Chapter 8, Deploying, Managing, and Monitoring Database Solutions containing R Code, covers how to manage deployment and change control to database deployment when integrating R code. This chapter provides guidelines on how to do an integrated deployment of the solution and how to implement continuous integration, including automated deployment and how to manage the version control. Here, readers will learn efficient ways to monitor the solution, monitor the effectiveness of the code, and predictive models after the solution is deployed.

Chapter 9, Machine Learning Services with R for DBAs, examines and explores monitoring, performance, and troubleshooting for daily, weekly, and monthly tasks the DBAs are doing. Using simple examples showing that R Services can also be useful for other roles involved in SQL Server, this chapter shows how R Services integrated in SQL Server enables DBAs to be more empowered by evolving their rudimentary monitoring activities into more useful actionable predictions.
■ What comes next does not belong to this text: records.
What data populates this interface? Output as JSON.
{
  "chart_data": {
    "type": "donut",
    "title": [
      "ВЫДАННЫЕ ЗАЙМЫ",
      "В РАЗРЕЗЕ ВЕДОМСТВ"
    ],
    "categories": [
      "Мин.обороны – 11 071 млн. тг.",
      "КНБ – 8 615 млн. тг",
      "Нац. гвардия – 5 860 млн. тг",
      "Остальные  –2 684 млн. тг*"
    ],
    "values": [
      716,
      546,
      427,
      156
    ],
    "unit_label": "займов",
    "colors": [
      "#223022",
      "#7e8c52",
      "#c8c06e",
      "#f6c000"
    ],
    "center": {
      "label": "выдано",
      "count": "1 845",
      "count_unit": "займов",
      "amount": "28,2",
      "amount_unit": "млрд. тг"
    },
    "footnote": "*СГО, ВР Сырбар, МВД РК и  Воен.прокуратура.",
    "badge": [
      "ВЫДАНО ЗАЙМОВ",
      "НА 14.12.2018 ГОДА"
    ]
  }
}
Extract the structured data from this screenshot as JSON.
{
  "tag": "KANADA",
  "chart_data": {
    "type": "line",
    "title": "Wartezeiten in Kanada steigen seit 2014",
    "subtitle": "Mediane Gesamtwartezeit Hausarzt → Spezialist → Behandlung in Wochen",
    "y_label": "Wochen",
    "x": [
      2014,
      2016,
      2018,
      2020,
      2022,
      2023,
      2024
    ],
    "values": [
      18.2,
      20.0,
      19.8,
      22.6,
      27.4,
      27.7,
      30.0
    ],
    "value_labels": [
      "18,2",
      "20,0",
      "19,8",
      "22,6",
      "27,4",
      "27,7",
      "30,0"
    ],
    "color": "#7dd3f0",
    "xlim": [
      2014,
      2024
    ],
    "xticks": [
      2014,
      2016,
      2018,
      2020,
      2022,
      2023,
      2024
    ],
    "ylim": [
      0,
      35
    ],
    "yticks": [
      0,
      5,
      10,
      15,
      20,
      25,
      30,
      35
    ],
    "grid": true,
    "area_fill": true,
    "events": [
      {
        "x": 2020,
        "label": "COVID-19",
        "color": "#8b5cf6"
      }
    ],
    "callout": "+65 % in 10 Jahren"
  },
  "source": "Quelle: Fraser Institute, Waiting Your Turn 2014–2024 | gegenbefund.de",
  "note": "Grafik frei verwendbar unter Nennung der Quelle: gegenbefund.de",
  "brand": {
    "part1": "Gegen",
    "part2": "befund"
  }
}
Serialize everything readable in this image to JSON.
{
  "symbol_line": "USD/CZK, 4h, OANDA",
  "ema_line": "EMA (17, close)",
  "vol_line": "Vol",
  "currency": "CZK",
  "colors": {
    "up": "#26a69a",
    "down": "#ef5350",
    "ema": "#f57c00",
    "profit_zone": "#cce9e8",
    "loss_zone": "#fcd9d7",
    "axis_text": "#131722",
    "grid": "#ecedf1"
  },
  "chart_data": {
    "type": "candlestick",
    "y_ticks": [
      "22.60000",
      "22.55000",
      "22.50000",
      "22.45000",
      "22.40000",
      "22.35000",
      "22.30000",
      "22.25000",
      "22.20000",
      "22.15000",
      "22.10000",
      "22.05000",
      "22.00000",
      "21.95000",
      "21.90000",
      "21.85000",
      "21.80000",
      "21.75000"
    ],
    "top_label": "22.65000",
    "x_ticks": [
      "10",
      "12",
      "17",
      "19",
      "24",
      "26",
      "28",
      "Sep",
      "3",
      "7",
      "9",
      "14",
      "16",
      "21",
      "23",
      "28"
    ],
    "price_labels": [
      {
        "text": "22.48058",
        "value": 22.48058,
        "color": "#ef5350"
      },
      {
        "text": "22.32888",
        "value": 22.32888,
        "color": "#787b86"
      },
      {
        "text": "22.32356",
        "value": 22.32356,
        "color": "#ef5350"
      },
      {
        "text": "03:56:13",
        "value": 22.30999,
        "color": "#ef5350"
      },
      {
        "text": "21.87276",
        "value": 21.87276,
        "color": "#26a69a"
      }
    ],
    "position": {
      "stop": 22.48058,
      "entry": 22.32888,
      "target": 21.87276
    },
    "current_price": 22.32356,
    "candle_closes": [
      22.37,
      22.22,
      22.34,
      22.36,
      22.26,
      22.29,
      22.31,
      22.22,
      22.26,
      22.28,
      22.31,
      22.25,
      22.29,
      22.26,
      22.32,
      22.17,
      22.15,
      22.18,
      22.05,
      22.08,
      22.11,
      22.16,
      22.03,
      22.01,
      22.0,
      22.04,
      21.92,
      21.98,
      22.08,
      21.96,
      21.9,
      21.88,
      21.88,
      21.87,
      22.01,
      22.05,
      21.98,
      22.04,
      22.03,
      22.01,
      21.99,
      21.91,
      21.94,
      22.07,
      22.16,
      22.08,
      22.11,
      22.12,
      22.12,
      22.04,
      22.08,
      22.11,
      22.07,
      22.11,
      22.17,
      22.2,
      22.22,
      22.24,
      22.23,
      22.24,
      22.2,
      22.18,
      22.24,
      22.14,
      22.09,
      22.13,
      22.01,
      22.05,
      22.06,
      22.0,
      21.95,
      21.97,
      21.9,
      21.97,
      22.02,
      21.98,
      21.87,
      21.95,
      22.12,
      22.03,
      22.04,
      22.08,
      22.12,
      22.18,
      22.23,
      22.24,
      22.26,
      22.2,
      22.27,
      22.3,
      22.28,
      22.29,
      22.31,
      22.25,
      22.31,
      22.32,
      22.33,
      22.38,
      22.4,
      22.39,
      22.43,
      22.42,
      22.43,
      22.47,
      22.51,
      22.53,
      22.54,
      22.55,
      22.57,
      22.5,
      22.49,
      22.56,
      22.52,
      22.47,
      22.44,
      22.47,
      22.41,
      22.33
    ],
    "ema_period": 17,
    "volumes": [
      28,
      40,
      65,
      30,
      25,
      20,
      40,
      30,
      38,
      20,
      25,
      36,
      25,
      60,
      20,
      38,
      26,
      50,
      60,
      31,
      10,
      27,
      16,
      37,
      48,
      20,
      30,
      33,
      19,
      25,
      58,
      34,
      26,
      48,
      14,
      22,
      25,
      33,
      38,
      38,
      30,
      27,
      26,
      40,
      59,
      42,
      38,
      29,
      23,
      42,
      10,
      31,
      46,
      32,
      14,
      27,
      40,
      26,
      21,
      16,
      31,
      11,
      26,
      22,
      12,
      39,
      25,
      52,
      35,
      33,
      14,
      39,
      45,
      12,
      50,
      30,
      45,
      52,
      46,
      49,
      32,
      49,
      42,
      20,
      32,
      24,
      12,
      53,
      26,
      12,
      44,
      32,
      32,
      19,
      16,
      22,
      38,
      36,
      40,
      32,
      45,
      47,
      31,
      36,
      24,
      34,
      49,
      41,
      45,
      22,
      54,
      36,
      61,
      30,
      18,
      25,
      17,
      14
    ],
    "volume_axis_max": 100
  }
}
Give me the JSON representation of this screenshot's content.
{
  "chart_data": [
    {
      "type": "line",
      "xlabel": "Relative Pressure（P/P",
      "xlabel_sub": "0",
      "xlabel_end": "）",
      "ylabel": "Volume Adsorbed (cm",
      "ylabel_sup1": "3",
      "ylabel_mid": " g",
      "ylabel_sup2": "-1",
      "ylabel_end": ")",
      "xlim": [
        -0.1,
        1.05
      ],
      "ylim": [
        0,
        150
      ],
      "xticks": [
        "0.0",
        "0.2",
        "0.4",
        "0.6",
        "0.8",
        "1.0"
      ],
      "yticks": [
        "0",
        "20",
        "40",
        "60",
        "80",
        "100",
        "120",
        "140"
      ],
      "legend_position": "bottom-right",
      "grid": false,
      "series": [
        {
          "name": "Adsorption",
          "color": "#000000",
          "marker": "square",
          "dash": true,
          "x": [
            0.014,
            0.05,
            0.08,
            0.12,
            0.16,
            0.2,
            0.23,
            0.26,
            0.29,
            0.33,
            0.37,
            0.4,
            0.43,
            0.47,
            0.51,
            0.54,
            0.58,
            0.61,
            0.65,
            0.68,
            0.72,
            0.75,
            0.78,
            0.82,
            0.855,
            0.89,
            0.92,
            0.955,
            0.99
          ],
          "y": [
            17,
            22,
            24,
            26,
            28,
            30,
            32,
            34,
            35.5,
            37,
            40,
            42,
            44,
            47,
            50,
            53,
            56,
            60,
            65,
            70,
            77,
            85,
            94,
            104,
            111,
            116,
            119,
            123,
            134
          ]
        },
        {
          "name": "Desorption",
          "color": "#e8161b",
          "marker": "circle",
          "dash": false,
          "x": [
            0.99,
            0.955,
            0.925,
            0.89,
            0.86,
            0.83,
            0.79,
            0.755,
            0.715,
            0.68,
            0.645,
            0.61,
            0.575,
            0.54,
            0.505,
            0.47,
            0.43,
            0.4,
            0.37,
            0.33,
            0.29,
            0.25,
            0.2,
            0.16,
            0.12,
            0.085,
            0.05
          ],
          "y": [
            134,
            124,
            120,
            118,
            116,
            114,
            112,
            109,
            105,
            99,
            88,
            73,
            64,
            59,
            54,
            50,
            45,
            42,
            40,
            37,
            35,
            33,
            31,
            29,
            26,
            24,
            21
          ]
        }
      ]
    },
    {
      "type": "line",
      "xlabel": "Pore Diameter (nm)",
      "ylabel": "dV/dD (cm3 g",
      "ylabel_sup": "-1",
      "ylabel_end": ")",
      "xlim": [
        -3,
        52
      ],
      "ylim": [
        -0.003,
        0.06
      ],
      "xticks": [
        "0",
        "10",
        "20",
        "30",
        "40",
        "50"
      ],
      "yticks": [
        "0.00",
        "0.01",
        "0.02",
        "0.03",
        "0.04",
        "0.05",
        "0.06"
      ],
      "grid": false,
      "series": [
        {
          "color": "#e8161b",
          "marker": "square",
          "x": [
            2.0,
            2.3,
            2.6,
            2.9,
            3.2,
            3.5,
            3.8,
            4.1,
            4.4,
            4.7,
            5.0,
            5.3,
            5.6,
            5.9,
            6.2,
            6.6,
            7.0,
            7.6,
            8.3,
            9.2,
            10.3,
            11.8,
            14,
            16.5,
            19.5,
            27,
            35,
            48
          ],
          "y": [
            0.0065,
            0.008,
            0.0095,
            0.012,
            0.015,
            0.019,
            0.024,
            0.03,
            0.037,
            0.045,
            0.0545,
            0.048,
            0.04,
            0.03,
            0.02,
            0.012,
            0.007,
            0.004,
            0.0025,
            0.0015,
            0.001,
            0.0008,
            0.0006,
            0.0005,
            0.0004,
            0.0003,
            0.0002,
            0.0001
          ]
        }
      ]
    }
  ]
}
Chapter 10, R and SQL Server 2016/2017 Features Extended, covers how new features of SQL Server 2016 and 2017 and R services can be used together, such as taking advantage of the new JSON format with the R language, using new improvements to the in-memory OLTP technology to deliver almost real-time analytics, combining new features in Column store index and R, and how to get the most out of them. It also considers how to leverage PolyBase and Stretch DB to reach beyond on-premises to hybrid and cloud possibilities. Lastly, the query store holds many statistics from execution plans, and R is a perfect tool to perform deeper analysis.